Transit workers start petition to become part of 9/11 Memorial Museum

New York City transit workers are making sure their contributions to rescue and aid during 9/11 aren’t forgotten.  
Anthony Tousius remembers the weeks he spent at ground zero after the attacks.  
“The first couple of days were pretty crazy because there was a lot of doubt. Nobody knew exactly what was going on,” said Tousius, who is a member of TWU Local 100. “I'm driving on the Gowanus and I can hear fire jets above me." 
He and other members of the local transit worker’s union are passionate when they talk about 9/11 because of how many people needed their services.
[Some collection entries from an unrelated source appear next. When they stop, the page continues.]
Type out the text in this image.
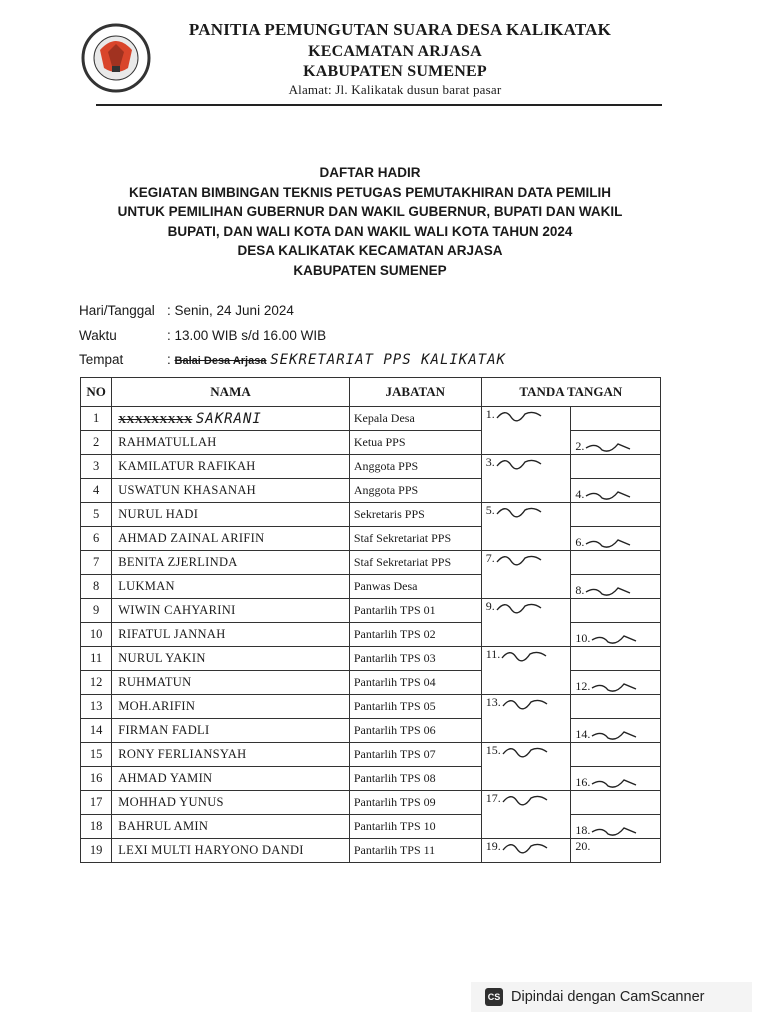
PANITIA PEMUNGUTAN SUARA DESA KALIKATAK
KECAMATAN ARJASA
KABUPATEN SUMENEP
Alamat: Jl. Kalikatak dusun barat pasar
DAFTAR HADIR
KEGIATAN BIMBINGAN TEKNIS PETUGAS PEMUTAKHIRAN DATA PEMILIH
UNTUK PEMILIHAN GUBERNUR DAN WAKIL GUBERNUR, BUPATI DAN WAKIL
BUPATI, DAN WALI KOTA DAN WAKIL WALI KOTA TAHUN 2024
DESA KALIKATAK KECAMATAN ARJASA
KABUPATEN SUMENEP
Hari/Tanggal : Senin, 24 Juni 2024
Waktu	: 13.00 WIB s/d 16.00 WIB
Tempat	: Balai Desa Arjasa SEKRETARIAT PPS KALIKATAK
NO	NAMA	JABATAN	TANDA TANGAN	
1	XXXXXXXXX SAKRANI	Kepala Desa	1.	
2	RAHMATULLAH	Ketua PPS		2.
3	KAMILATUR RAFIKAH	Anggota PPS	3.	
4	USWATUN KHASANAH	Anggota PPS		4.
5	NURUL HADI	Sekretaris PPS	5.	
6	AHMAD ZAINAL ARIFIN	Staf Sekretariat PPS		6.
7	BENITA ZJERLINDA	Staf Sekretariat PPS	7.	
8	LUKMAN	Panwas Desa		8.
9	WIWIN CAHYARINI	Pantarlih TPS 01	9.	
10	RIFATUL JANNAH	Pantarlih TPS 02		10.
11	NURUL YAKIN	Pantarlih TPS 03	11.	
12	RUHMATUN	Pantarlih TPS 04		12.
13	MOH.ARIFIN	Pantarlih TPS 05	13.	
14	FIRMAN FADLI	Pantarlih TPS 06		14.
15	RONY FERLIANSYAH	Pantarlih TPS 07	15.	
16	AHMAD YAMIN	Pantarlih TPS 08		16.
17	MOHHAD YUNUS	Pantarlih TPS 09	17.	
18	BAHRUL AMIN	Pantarlih TPS 10		18.
19	LEXI MULTI HARYONO DANDI	Pantarlih TPS 11	19.	20.
CS Dipindai dengan CamScanner
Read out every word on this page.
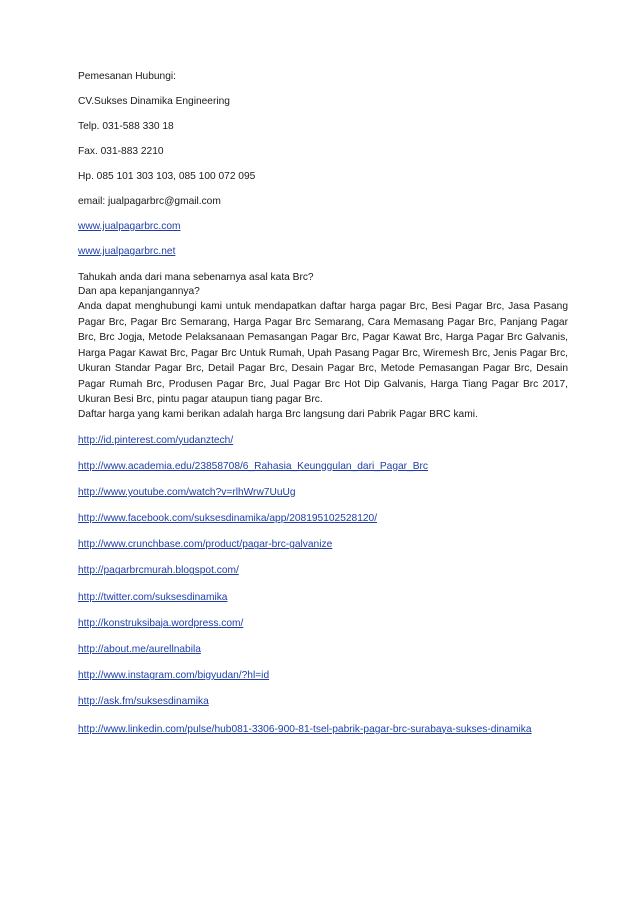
Pemesanan Hubungi:

CV.Sukses Dinamika Engineering

Telp. 031-588 330 18

Fax. 031-883 2210

Hp. 085 101 303 103, 085 100 072 095

email: jualpagarbrc@gmail.com

www.jualpagarbrc.com

www.jualpagarbrc.net

Tahukah anda dari mana sebenarnya asal kata Brc?

Dan apa kepanjangannya?

Anda dapat menghubungi kami untuk mendapatkan daftar harga pagar Brc, Besi Pagar Brc, Jasa Pasang Pagar Brc, Pagar Brc Semarang, Harga Pagar Brc Semarang, Cara Memasang Pagar Brc, Panjang Pagar Brc, Brc Jogja, Metode Pelaksanaan Pemasangan Pagar Brc, Pagar Kawat Brc, Harga Pagar Brc Galvanis, Harga Pagar Kawat Brc, Pagar Brc Untuk Rumah, Upah Pasang Pagar Brc, Wiremesh Brc, Jenis Pagar Brc, Ukuran Standar Pagar Brc, Detail Pagar Brc, Desain Pagar Brc, Metode Pemasangan Pagar Brc, Desain Pagar Rumah Brc, Produsen Pagar Brc, Jual Pagar Brc Hot Dip Galvanis, Harga Tiang Pagar Brc 2017, Ukuran Besi Brc, pintu pagar ataupun tiang pagar Brc.

Daftar harga yang kami berikan adalah harga Brc langsung dari Pabrik Pagar BRC kami.

http://id.pinterest.com/yudanztech/

http://www.academia.edu/23858708/6_Rahasia_Keunggulan_dari_Pagar_Brc

http://www.youtube.com/watch?v=rlhWrw7UuUg

http://www.facebook.com/suksesdinamika/app/208195102528120/

http://www.crunchbase.com/product/pagar-brc-galvanize

http://pagarbrcmurah.blogspot.com/

http://twitter.com/suksesdinamika

http://konstruksibaja.wordpress.com/

http://about.me/aurellnabila

http://www.instagram.com/bigyudan/?hl=id

http://ask.fm/suksesdinamika

http://www.linkedin.com/pulse/hub081-3306-900-81-tsel-pabrik-pagar-brc-surabaya-sukses-dinamika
The union has tried to recognize its workers for their contributions hand out 100 medals for the members with 9/11-related health issues.  
For them, this wasn’t enough, and they started a petition to join the 9/11 Memorial Museum to further commemorate their contribution to the aftermath of the attacks. 
Union members met with museum curators and executives, and in a statement a museum spokesperson wrote: "...our curatorial department is working directly with TWU staff and representatives to identify artifacts, photos, and oral histories that may assist us in chronicling the story of the vital work Transit workers undertook in the days and months after the attacks..." 
Museum staff is working with the union to develop educational resources, professional programs, and a place for the story of transit workers in the collection.